Nardong Putik has cast a shadow of notoriety to Cavite. Mendez has consistently steered clear of all this, despite the wide, encompassing umbra of bigotry, bias and ignorance that is the hallmark of less discerning minds that tend to judge wholes in terms of disparate parts. That umbra, like dark lowering clouds, actually hovers over a widening area all over the Philippines, a country fast losing its soul, because it has lost its moorings in its cultural heritage, because it has lost touch with its poetry, its songs, its music – in a word, its universe of values. In their place now are inane and artificial icons that have no connectivity with one’s past and one’s glorious heritage that is as unique as it is deeply inspiring. I pine for Mendez, now, no longer the physical place. I pine for all that it represents for me; all that it has engendered in me; all that it has produced in me.

For Mendez, at bottom, to borrow Carlos Bulosan’s now famous phrase, “is in the heart!”

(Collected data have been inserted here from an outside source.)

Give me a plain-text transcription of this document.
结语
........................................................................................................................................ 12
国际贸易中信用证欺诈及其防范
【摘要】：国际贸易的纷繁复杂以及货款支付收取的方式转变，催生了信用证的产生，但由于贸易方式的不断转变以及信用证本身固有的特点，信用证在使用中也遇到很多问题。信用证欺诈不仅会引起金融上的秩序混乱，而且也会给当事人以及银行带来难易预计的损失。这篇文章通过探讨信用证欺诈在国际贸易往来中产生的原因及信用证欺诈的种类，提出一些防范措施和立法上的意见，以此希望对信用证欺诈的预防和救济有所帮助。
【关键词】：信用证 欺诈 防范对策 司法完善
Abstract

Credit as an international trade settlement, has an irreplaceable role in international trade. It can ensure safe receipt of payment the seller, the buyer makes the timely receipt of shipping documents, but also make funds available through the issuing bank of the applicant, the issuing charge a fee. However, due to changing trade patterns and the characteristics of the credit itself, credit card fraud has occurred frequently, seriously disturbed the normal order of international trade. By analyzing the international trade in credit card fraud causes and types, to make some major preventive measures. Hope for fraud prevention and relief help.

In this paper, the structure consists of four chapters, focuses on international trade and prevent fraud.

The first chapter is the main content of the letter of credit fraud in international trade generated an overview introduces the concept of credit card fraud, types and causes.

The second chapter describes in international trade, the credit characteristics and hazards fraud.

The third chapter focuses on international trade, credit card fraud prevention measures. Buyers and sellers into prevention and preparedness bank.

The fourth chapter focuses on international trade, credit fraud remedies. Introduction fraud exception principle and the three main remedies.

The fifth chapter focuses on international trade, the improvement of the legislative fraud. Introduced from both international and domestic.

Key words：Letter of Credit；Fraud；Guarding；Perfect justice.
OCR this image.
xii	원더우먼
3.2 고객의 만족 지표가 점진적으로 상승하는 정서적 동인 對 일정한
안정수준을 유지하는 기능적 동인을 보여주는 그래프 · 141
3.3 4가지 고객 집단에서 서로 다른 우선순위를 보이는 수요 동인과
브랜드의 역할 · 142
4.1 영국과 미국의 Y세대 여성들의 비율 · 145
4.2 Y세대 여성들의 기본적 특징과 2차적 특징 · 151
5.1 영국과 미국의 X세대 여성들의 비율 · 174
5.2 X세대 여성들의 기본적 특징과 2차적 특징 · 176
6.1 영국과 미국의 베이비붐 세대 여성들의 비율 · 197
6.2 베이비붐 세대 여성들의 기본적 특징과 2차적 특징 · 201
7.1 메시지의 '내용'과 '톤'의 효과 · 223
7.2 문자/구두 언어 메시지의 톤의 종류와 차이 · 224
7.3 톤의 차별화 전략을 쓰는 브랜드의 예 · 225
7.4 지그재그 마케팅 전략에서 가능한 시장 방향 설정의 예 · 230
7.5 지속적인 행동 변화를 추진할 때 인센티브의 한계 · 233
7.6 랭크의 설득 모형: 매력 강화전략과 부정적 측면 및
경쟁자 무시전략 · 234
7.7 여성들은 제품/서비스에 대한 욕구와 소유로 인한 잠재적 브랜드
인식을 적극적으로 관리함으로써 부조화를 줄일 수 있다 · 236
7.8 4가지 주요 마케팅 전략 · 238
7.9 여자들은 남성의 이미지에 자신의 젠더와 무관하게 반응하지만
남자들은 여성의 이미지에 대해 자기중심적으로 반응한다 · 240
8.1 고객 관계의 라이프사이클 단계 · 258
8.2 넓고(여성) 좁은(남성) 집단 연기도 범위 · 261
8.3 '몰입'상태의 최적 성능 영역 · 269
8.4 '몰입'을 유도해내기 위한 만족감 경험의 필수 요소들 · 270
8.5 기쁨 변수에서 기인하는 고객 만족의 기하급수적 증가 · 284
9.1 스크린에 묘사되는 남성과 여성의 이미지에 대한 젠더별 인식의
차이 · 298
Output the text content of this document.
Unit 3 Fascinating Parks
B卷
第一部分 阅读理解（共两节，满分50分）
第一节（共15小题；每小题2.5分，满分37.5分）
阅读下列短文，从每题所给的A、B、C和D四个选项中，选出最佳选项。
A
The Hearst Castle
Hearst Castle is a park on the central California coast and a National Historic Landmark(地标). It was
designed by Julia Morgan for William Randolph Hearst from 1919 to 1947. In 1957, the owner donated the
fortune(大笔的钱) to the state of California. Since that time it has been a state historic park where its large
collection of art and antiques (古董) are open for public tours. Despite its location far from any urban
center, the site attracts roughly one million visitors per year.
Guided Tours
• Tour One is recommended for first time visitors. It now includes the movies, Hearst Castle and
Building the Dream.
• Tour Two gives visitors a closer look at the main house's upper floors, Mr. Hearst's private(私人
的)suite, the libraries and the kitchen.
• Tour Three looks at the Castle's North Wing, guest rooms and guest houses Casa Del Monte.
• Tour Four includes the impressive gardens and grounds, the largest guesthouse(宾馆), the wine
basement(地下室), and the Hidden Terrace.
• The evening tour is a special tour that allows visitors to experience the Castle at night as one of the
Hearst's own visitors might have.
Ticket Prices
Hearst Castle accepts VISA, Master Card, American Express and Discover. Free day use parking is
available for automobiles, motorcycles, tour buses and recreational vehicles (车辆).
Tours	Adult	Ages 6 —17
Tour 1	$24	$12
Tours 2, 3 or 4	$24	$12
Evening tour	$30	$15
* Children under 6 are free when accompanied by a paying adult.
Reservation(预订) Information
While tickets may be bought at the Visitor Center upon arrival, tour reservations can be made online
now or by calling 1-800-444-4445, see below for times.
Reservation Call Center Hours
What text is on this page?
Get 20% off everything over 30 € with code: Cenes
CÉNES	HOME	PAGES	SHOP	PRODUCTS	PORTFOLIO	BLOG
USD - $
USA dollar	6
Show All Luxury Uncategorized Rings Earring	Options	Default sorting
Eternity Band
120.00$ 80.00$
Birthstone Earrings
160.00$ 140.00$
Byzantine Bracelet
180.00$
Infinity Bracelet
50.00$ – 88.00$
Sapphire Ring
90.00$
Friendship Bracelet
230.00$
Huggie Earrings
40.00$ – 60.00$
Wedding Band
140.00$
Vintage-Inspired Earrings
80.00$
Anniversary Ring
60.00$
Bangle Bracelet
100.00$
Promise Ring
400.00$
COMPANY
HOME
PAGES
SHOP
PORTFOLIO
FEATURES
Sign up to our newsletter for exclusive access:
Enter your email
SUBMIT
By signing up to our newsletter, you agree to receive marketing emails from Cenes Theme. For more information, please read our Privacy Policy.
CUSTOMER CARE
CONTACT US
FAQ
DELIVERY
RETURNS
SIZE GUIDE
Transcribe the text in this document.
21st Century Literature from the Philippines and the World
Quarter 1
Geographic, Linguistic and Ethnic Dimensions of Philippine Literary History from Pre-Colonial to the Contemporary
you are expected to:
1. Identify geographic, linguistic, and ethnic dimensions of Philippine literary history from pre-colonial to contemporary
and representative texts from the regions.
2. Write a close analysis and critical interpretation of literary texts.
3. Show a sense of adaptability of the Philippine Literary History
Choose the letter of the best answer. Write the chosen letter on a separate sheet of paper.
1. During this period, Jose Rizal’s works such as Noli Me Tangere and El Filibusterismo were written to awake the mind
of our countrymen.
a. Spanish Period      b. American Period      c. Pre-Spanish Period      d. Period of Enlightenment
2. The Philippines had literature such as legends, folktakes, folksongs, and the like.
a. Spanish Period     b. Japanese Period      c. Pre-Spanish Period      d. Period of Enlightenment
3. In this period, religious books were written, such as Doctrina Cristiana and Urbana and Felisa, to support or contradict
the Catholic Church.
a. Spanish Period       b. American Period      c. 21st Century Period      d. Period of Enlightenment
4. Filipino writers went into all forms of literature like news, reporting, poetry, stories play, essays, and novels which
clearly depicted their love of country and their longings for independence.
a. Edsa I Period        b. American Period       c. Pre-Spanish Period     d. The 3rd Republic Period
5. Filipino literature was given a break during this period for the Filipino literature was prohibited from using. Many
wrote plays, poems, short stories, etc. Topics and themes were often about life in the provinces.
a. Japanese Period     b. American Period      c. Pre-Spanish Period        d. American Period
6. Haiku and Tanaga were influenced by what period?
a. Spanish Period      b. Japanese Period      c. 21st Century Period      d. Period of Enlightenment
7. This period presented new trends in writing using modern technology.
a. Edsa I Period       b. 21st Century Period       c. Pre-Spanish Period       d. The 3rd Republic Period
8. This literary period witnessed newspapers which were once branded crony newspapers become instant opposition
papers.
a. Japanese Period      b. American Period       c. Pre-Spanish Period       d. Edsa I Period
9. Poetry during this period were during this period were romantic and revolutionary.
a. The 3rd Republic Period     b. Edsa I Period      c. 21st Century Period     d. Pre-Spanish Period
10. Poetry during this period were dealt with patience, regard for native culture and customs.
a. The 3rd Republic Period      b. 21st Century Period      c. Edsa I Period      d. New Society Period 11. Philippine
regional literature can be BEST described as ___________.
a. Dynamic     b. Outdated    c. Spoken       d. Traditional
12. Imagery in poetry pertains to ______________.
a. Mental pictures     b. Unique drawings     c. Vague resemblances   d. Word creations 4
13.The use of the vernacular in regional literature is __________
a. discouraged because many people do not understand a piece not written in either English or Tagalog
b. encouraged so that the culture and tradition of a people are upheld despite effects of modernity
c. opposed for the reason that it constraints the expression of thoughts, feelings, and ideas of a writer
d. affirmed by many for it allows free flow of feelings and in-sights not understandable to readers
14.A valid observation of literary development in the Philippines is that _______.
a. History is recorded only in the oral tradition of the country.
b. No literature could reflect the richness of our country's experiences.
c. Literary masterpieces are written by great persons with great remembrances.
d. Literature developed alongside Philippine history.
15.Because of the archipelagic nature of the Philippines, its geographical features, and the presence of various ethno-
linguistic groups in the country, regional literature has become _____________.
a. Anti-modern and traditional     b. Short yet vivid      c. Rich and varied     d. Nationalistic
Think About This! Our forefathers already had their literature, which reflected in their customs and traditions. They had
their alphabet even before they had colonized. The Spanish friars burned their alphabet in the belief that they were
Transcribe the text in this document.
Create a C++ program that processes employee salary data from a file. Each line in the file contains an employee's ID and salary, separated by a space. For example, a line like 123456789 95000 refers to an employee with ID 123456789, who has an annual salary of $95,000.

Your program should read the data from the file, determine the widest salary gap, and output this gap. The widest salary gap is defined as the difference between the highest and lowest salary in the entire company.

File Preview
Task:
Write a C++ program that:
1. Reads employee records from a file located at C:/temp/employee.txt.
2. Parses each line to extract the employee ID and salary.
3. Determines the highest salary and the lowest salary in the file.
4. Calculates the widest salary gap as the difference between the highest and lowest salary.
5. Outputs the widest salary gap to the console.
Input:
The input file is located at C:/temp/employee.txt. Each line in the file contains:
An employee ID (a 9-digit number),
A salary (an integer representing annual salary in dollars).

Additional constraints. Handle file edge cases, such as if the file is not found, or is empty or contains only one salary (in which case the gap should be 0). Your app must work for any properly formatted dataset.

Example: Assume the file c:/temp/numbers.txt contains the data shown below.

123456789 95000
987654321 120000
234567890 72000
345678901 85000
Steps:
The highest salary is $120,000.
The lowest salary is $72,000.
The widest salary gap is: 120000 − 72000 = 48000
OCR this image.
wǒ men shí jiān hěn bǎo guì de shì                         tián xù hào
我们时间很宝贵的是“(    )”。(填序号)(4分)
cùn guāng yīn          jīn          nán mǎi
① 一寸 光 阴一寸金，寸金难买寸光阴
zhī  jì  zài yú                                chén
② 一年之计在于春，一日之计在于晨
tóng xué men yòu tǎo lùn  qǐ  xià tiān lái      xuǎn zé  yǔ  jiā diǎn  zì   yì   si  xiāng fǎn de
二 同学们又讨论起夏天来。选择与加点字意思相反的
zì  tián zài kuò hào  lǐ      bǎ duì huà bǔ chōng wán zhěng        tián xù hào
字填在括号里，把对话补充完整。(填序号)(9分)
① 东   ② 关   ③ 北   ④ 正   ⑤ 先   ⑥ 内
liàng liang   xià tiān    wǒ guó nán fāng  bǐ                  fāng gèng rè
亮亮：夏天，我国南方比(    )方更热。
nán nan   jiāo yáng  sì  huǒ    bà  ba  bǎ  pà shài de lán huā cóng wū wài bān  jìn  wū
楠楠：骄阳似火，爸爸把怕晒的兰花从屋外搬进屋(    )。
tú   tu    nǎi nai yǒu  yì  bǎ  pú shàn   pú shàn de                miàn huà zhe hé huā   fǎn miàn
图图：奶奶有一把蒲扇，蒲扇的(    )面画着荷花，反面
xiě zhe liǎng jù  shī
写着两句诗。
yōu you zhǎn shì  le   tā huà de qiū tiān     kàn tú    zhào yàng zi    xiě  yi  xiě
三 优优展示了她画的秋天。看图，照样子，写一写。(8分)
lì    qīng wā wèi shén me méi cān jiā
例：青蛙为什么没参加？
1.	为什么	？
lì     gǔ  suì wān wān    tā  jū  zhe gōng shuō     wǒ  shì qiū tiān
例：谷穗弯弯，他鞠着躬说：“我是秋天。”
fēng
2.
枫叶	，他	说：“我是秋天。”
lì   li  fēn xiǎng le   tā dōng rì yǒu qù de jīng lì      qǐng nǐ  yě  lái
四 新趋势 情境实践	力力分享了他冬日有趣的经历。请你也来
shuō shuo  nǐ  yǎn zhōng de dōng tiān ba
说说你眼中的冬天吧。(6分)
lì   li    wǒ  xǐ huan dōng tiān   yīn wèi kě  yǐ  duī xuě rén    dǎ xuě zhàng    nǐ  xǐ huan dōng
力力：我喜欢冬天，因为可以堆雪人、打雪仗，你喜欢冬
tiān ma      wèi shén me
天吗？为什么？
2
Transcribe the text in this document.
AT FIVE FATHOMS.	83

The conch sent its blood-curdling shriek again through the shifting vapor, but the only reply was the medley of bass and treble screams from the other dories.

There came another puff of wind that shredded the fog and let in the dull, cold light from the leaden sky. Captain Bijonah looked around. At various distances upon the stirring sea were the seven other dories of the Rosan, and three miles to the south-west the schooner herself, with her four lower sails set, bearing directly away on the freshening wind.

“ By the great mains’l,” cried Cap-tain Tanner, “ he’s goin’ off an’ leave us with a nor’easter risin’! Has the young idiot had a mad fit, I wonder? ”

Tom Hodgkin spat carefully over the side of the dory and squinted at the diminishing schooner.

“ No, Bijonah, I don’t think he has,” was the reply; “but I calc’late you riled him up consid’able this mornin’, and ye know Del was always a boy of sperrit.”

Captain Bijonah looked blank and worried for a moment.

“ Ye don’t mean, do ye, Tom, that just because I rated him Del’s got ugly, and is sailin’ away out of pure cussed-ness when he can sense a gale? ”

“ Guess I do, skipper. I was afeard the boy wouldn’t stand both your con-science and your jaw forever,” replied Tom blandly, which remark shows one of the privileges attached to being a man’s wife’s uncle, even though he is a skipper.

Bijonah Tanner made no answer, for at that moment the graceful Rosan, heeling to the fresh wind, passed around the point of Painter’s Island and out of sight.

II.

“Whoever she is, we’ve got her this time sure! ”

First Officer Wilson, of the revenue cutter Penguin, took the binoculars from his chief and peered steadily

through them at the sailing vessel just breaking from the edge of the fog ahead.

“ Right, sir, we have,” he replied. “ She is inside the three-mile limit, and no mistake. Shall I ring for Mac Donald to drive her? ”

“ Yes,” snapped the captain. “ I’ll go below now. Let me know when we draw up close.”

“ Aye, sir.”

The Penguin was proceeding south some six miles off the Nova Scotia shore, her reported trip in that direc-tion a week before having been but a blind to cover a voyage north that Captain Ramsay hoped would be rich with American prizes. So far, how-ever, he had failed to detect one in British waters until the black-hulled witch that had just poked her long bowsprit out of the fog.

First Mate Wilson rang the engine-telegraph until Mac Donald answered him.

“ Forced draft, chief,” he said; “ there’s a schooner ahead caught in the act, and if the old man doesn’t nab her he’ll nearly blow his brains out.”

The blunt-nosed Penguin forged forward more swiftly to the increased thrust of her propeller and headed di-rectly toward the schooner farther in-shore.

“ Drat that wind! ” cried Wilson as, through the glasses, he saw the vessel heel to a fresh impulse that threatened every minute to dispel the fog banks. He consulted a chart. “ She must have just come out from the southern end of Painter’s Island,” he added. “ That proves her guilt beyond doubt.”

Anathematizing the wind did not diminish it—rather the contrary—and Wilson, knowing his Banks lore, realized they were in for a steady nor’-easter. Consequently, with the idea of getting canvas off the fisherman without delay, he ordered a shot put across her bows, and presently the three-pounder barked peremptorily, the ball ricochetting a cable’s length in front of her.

N.B. For my readers from the U.S and Canada who may not be familiar with contemporary Philippine slang, coniotic refers to that snooty, high browed set of attitudes that young people from the alta sociedad in status-conscious Philippines espouse. A whole lot of elements go into that general term ranging from a type of language that is a hodge-podge of English and Tagalog that takes its origins from students of exclusive schools for the rich, otherwise known as class A and B, representing the top 5 % of the Filipino people, to a style of dressing, etc. Coniotica is the generic term to refer to all that characterizes the ways of speaking, of behaving, of comporting oneself for those who belong – or, for that matter - those who are trying very hard to be counted in. The easiest passport to this make-believe world of true blooded coniotics is to speak in a way that would make Lope K. Santos (remember him and his Banaag at Sikat?) livid with rage, and the queen of England, absolutely stupefied and aghast at this bloody mélange of a language that, by the way, continually evolves with every new quickie movie and every new sitcom that the warring TV networks continually churn out.